Essentially, we have to look for products that can scale. Blogspace, etc., they’re single use, single blog applications. What we have to do is find software that can handle thousands of blogs in the same way so we’re not chunking out separate instances for everyone who wants a blog.
We’re looking at technologies that allow us to scale up. WordPress MU, tied to WordPress, is synchronized to major releases for WordPress. It’s a blogger.com kind of software. Users can set up their own or multiple blogs, but can see other blogs, too.
We’re also looking at Roller, which is an Apache project. It’s being used by Sun and IBM for their blog spaces. Blogs.sun.com, Roller is the engine behind that. It’s also at N.C. State and Yale to deliver blog space for both. At blog.yale.edu you’ll see Roller.
The other product is Lyceum, another fork of WordPress, is also making its best effort to stay synchronized with WordPress. It’s coming out of iBiblio. It’s used at UNC and Johns Hopkins.
These are top three contenders at the moment that we’re evaluating against our functional and technical requirements. We hope to recommend something in the near term. Another meeting is scheduled for a week from Tuesday. We hope to whittle down to two contenders.
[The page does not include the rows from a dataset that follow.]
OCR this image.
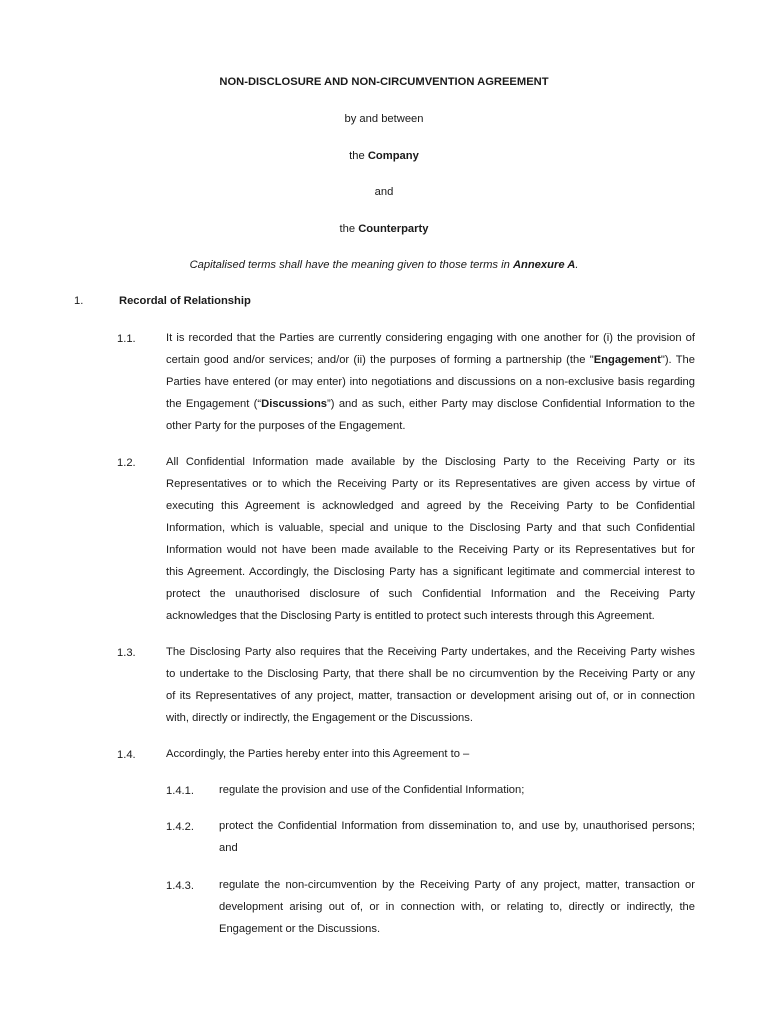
NON-DISCLOSURE AND NON-CIRCUMVENTION AGREEMENT
by and between
the Company
and
the Counterparty
Capitalised terms shall have the meaning given to those terms in Annexure A.
1.	Recordal of Relationship
1.1.	It is recorded that the Parties are currently considering engaging with one another for (i) the provision of
certain good and/or services; and/or (ii) the purposes of forming a partnership (the "Engagement"). The
Parties have entered (or may enter) into negotiations and discussions on a non-exclusive basis regarding
the Engagement (“Discussions”) and as such, either Party may disclose Confidential Information to the
other Party for the purposes of the Engagement.
1.2.	All Confidential Information made available by the Disclosing Party to the Receiving Party or its
Representatives or to which the Receiving Party or its Representatives are given access by virtue of
executing this Agreement is acknowledged and agreed by the Receiving Party to be Confidential
Information, which is valuable, special and unique to the Disclosing Party and that such Confidential
Information would not have been made available to the Receiving Party or its Representatives but for
this Agreement. Accordingly, the Disclosing Party has a significant legitimate and commercial interest to
protect the unauthorised disclosure of such Confidential Information and the Receiving Party
acknowledges that the Disclosing Party is entitled to protect such interests through this Agreement.
1.3.	The Disclosing Party also requires that the Receiving Party undertakes, and the Receiving Party wishes
to undertake to the Disclosing Party, that there shall be no circumvention by the Receiving Party or any
of its Representatives of any project, matter, transaction or development arising out of, or in connection
with, directly or indirectly, the Engagement or the Discussions.
1.4.	Accordingly, the Parties hereby enter into this Agreement to –
1.4.1. regulate the provision and use of the Confidential Information;
1.4.2. protect the Confidential Information from dissemination to, and use by, unauthorised persons;
and
1.4.3. regulate the non-circumvention by the Receiving Party of any project, matter, transaction or
development arising out of, or in connection with, or relating to, directly or indirectly, the
Engagement or the Discussions.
Molly Tamarkin – Is it fair to say the technical requirements of a blog tool are easier to meet than a wiki tool because it’s usually a one-to-many announcement.
Kevin – A lot of the requirements are the same, and they spill over to event calendars, for example. But yes, it’s true to one extent or another. In a wiki you’re looking to create spaces that one or more people can have access to. The blog model is more open in that respect.
The requirements are different, there’s some overlap in the tech requirements. It’s not quite the same.

Klara – Are we thinking about leveraging something like the portal. We have all these tools we are rolling out but they’re not really integrated into one space. It would be interesting to work on an integration roadmap as we’re rolling them out.
Kevin – My team is already looking at the integration points of Confluence. We’re looking at that for the blog and wiki. We’re thinking about how we can get your blog on the portal, or how you can see your friend’s blog on your portal.

John – Of course, the longer we debate, the more moot it will be because people will just be using blogspot.
Kevin – Right. The nice thing is that this is a really well-known area. Everyone who cares knows what a blog is, so we don’t have to educate them about that. We just need to do something.